Ninety-four families, mostly from the Khadia and Ho tribes, have been relocated from their homes deep inside the Similipal Tiger Reserve in Odisha state, and another 124 families are due to be resettled in the coming months.
The London-based charity said there was no evidence that tribes people were causing harm to wildlife, and said many of them desperately wanted to stay in the reserve’s forests where their families have lived for generations.
Members of the Munda tribe living in what is designated as a “core area” of the reserve met with officials from India’s Forest Department in September, Survival International said, having received assurances their rights would be respected.
“But the villagers reported to Survival International … that they felt ‘threatened’ and ‘cheated’ into signing an eviction document drawn up by the foresters,” the group said, adding that many tribes people did not understand the document, as it was in the Oriya language, which they could not read.
The statement added that some 32 families from the Khadia tribe who were relocated in December 2013 did not have proper housing or access to forest produce, which they rely on for their livelihoods, and were instead dependent on government handouts.
Local authorities denied the accusation, saying resettlement had been voluntary and that land, financial compensation and other benefits have been provided to affected communities in the reserve, which is home to 25 tigers.
“The allegation is absolutely false. Nobody can evict people forcibly. We have offered compensation and a host of facilities. People are coming on their own to our office and expressing their willingness to be relocated,” Anup Nayak, director of Similipal Tiger Reserve, told the Thomson Reuters Foundation.
“For the conservation of tigers, the core area is to be inviolate. The core area is absolutely necessary for wildlife and for the survival of tigers.”
Despite a slew of “pro-poor” policies, India’s economic boom has largely bypassed India’s tribes, who make up more than 8 percent of its 1.2 billion population, living in remote villages and eking out a living from farming, cattle rearing and collecting and selling fruit and leaves from the forests.

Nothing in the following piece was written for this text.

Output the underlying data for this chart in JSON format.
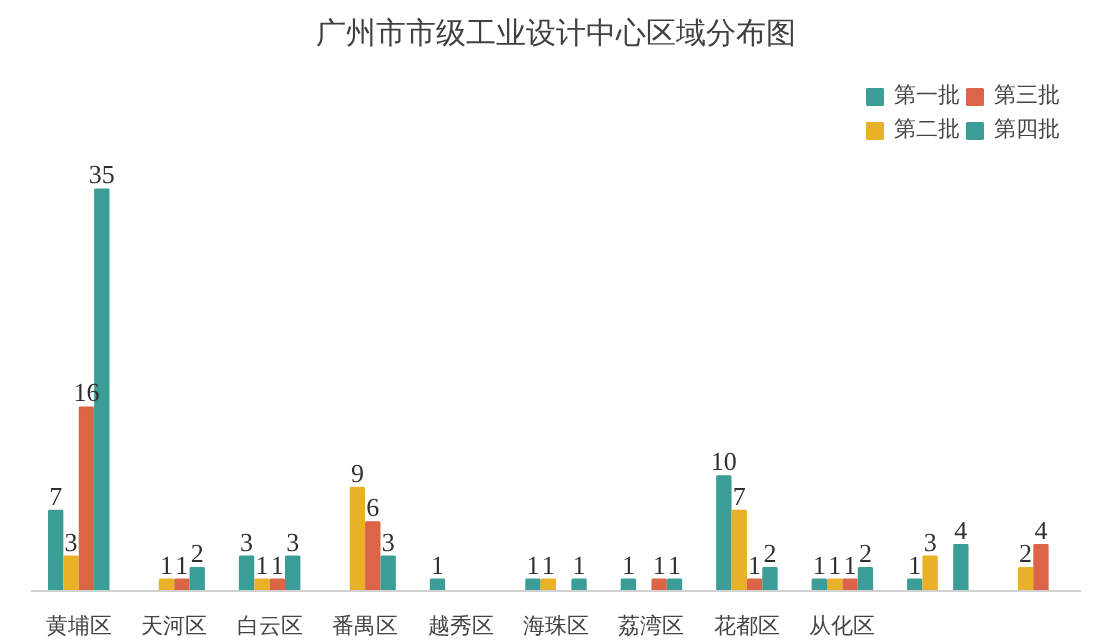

Levels of literacy among tribal people are among the lowest in the country, and rates of child malnutrition and maternal mortality among the highest.
Neglect by the authorities and a Maoist insurgency in the country’s central tribal belt have exacerbated their plight.
The Forest Rights Act, a law aimed at recognizing the right of indigenous tribes to inhabit the forests where their forefathers settled centuries earlier, was enacted in 2008.
But some environmentalists fear it is hindering efforts to stop big cat poaching.
India is home to half the world’s surviving tigers, with 1,706 living in the wild, compared to 100,000 at the beginning of the 20th century, according to a 2011 census. Experts say the country is losing the battle to save the big cats, citing poaching in its 28 tiger reserves as one of the main causes.